Targeting impaired reward processing that underlies anhedonia and diminished positive affect is essential to reduce major risks in depression and anxiety, including suicidality and relapse. Mechanistic research on interventions that specifically engage reward processes remains limited.

Objectives

To determine whether a novel psychosocial intervention (PAT) more effectively engages reward systems than a mechanistically distinct comparison therapy, and whether changes in reward and threat processing mediate clinical outcomes.

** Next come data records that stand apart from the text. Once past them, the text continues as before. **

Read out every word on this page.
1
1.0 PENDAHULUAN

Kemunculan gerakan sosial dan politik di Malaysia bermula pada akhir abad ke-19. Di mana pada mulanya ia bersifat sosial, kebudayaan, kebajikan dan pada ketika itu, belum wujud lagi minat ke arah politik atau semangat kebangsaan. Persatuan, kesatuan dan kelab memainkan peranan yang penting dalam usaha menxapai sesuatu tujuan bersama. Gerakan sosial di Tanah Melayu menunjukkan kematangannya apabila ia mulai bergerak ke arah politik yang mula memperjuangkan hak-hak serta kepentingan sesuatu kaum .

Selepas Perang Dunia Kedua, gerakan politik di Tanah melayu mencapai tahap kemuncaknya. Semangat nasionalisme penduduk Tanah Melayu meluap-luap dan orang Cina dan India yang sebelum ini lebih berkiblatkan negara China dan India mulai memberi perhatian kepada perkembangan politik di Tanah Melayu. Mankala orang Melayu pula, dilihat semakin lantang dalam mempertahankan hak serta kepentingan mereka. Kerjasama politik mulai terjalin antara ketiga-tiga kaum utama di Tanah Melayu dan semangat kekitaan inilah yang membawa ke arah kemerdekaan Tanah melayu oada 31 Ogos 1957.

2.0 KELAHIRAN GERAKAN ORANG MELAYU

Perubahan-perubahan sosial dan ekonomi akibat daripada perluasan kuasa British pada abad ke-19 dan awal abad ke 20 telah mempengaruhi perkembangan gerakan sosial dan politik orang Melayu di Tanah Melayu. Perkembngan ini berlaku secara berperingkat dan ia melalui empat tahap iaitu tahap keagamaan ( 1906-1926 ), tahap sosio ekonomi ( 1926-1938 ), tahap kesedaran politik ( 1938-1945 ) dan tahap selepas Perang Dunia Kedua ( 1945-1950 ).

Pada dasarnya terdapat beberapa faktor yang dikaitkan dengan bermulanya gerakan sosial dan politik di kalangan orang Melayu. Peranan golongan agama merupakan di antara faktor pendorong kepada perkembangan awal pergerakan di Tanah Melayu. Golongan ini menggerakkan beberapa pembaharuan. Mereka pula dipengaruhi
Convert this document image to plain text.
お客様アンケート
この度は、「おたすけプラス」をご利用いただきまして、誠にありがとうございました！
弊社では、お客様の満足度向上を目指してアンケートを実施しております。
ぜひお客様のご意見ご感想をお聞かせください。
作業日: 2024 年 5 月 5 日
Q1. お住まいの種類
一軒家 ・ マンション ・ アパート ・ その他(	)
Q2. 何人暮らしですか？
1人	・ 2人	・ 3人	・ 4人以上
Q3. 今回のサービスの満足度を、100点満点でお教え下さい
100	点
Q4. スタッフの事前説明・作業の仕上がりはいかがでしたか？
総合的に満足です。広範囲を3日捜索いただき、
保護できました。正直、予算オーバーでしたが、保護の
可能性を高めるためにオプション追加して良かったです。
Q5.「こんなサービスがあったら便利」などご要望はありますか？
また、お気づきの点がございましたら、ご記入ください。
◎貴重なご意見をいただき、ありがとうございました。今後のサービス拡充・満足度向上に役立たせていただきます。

Design, Setting, and Participants

This assessor-blinded, parallel-group, multisite randomized clinical superiority trial recruited participants from December 2021 to January 2024, with final assessment in July 2024. Participants were treatment-seeking adults from outpatient centers in Los Angeles and Dallas with severely low positive affect and moderate to severe, functionally impairing depression or anxiety. Analyses followed intent-to-treat principles.

Intervention

Participants received 15 weekly individual therapy sessions of either Positive Affect Treatment (PAT) or Negative Affect Treatment (NAT).

Main Outcomes and Measures

Primary clinical outcomes included self-reported positive affect (Positive and Negative Affect Schedule–Positive subscale), interviewer-rated anhedonia (embedded in the SCID-5), and self-reported depression and anxiety (Depression, Anxiety, and Stress Scale). Target measures included 14 self-report, behavioral, and physiological measures spanning reward anticipation/motivation, response to reward attainment, reward learning, and threat processing. Analyses used mixed-effects multilevel models.

Results

Ninety-eight participants (mean age 32.8 years; 66.3% female) were randomized to PAT (n=51) or NAT (n=47). Multivariate analyses showed greater improvement in clinical status with PAT than with NAT (b = −0.06; 95% CI, −0.11 to −0.01; t = 2.43; P = .02; d = 0.27), with better clinical status for PAT at one-month follow-up (b = −0.21; 95% CI, −0.41 to −0.02; t = 2.11; P = .04; d = 0.21). Improvements in reward anticipation-motivation (b = 0.02; 95% CI, 0.01–0.03; t = 4.36; P < .001; d = 0.40) and reward attainment (b = 0.04; 95% CI, 0.01–0.06; t = 3.16; P = .002; d = 0.18) were comparable across treatments. Six of seven self-reported reward and threat measures mediated clinical outcomes; behavioral and physiological measures did not show the same mediation. Evidence for moderated mediation was limited.

Conclusions and Relevance

Among adults with severely low positive affect, depression, and anxiety, modulation of reward and threat processes appeared central to therapeutic improvement. A reward-focused intervention produced superior clinical outcomes relative to a negative-affect-focused therapy.